In this hands-on lab, we will learn how to optimize read operations effectively when interacting with a DynamoDB table. Specifically, we will compare the use of read operations, like scans and queries, and how using each of them impacts the required read capacity units.

Log in to the AWS Management Console using the credentials provided on the lab instructions page.

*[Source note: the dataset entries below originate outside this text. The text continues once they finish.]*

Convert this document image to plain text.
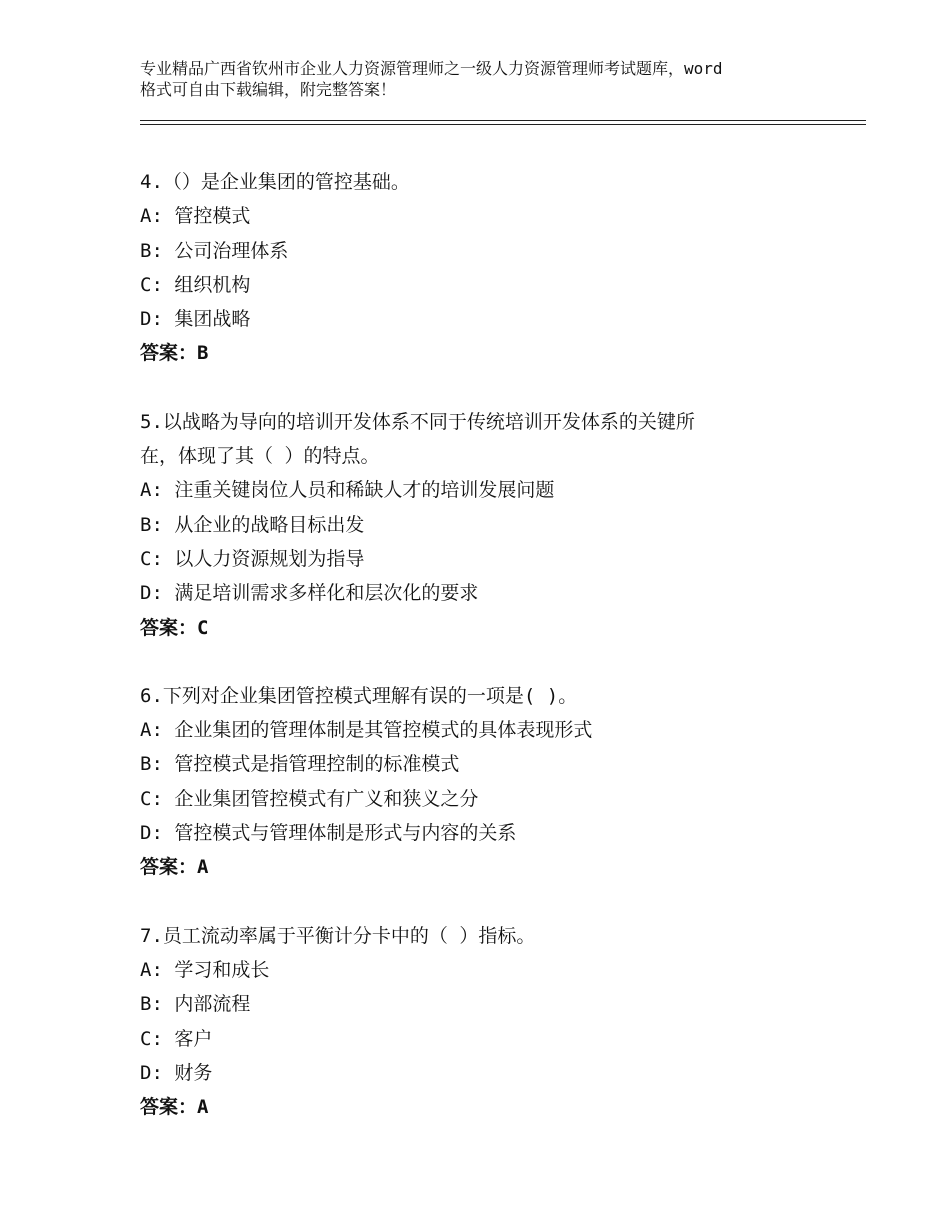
专业精品广西省钦州市企业人力资源管理师之一级人力资源管理师考试题库，word
格式可自由下载编辑，附完整答案！
4.（）是企业集团的管控基础。
A: 管控模式
B: 公司治理体系
C: 组织机构
D: 集团战略
答案：B
5.以战略为导向的培训开发体系不同于传统培训开发体系的关键所
在，体现了其（ ）的特点。
A: 注重关键岗位人员和稀缺人才的培训发展问题
B: 从企业的战略目标出发
C: 以人力资源规划为指导
D: 满足培训需求多样化和层次化的要求
答案：C
6.下列对企业集团管控模式理解有误的一项是( )。
A: 企业集团的管理体制是其管控模式的具体表现形式
B: 管控模式是指管理控制的标准模式
C: 企业集团管控模式有广义和狭义之分
D: 管控模式与管理体制是形式与内容的关系
答案：A
7.员工流动率属于平衡计分卡中的（ ）指标。
A: 学习和成长
B: 内部流程
C: 客户
D: 财务
答案：A
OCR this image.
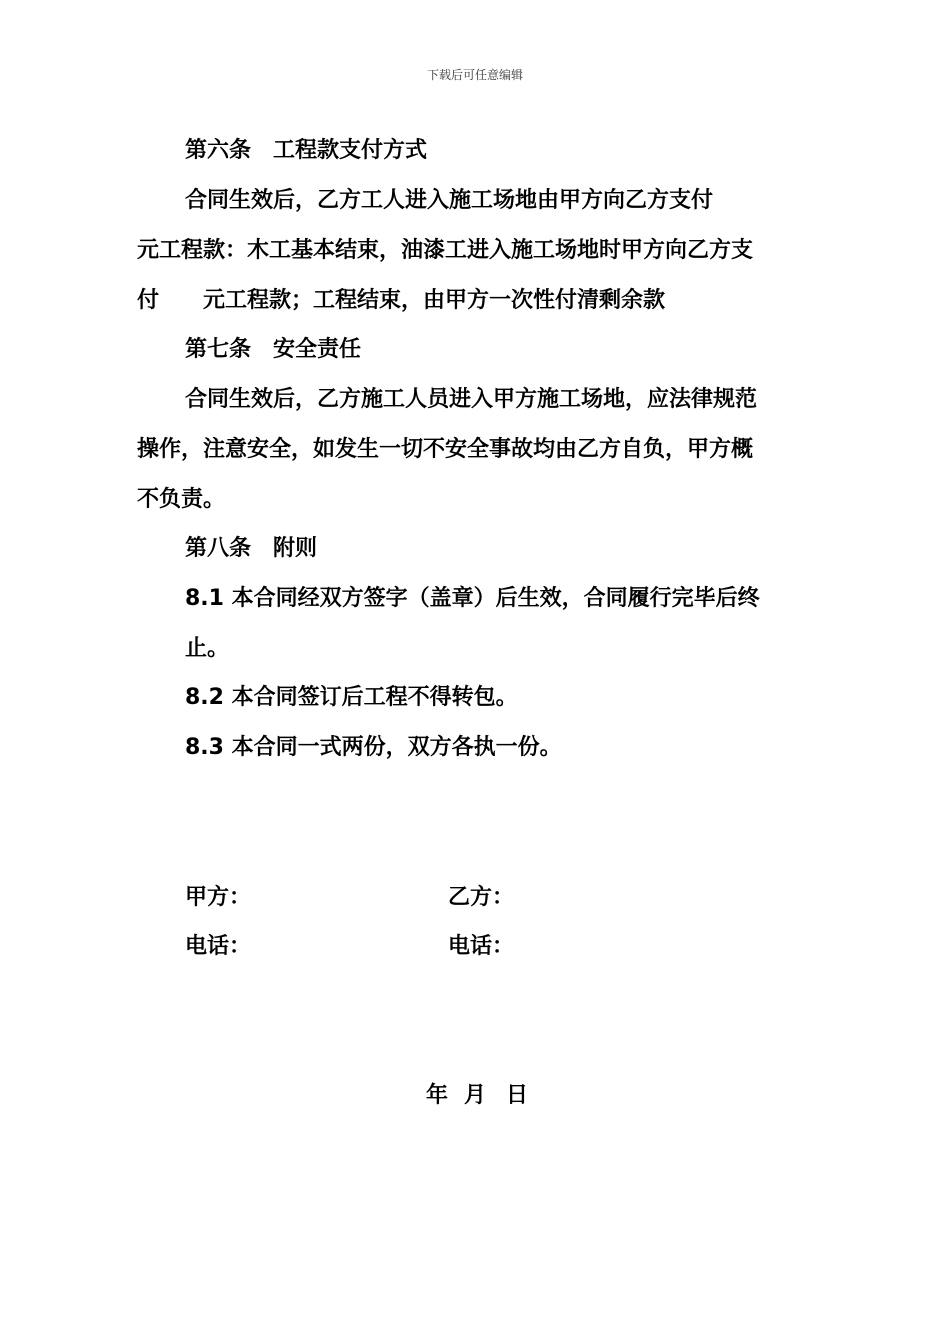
下载后可任意编辑
第六条 工程款支付方式
合同生效后，乙方工人进入施工场地由甲方向乙方支付
元工程款：木工基本结束，油漆工进入施工场地时甲方向乙方支
付 元工程款；工程结束，由甲方一次性付清剩余款
第七条 安全责任
合同生效后，乙方施工人员进入甲方施工场地，应法律规范
操作，注意安全，如发生一切不安全事故均由乙方自负，甲方概
不负责。
第八条 附则
8.1 本合同经双方签字（盖章）后生效，合同履行完毕后终
止。
8.2 本合同签订后工程不得转包。
8.3 本合同一式两份，双方各执一份。
甲方：	乙方：
电话：	电话：
年 月 日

In a new browser tab or window, log in to the Jupyter Notebook using the credentials provided on the lab instructions page. On the Jupyter home page, click the dynamodbReadPerformance.ipynb file to open it.

Create a DynamoDB Table

  1. In the Jupyter Notebook, select the first code cell and click Run.
  2. Select the second code cell and click Run.
  3. Switch to your AWS Management Console tab, and navigate to the DynamoDB service.
  4. Click Tables in the left sidebar.
  5. A table called movies should be listed with a status of Creating.

Load Data into the DynamoDB Table

  1. When the status of the table changes to Active, go back to the Jupyter Notebook.
  2. Select the third code cell and click Run.
  3. Go back to the AWS Management Console, and click the name of the movies table to open it.
  4. In the movies menu on the right side of the screen, click the Items tab to view the data in the table.

Scan the Table

  1. Go back to the Jupyter Notebook.
  2. Select the fourth code cell and add # in front of ConsistentRead=True.
  3. Click Run.
  4. Scroll back up to the third code cell and locate the line that includes # add a +1 to this the second time around.
  5. Edit the code to add additional data to the table (add + 1 after year).
    'year': year + 1, # add a +1 to this the second time around.
  6. Click Run.
  7. Edit the code to add additional data to the table (add + 2 after year).
    'year': year + 2, # add a +1 to this the second time around.
  8. Click Run.
  9. Edit the code to add additional data to the table (add + 3 after year).
    'year': year + 3, # add a +1 to this the second time around.
  10. Click Run.
  11. Scroll down to the fourth code cell and click Run.
  12. In the fourth code cell, remove the # in front of ConsistentRead=True.
  13. Click Run.

Query the Table

  1. In the Jupyter Notebook, select the fifth code cell and click Run.
  2. In the fifth code cell, add ConsistentRead=True beneath the line that begins with KeyConditionExpress=Key.
  3. Add a comma to the end of the previous line.
  4. Click Run.

Conclusion

Congratulations, you've successfully completed this hands-on lab!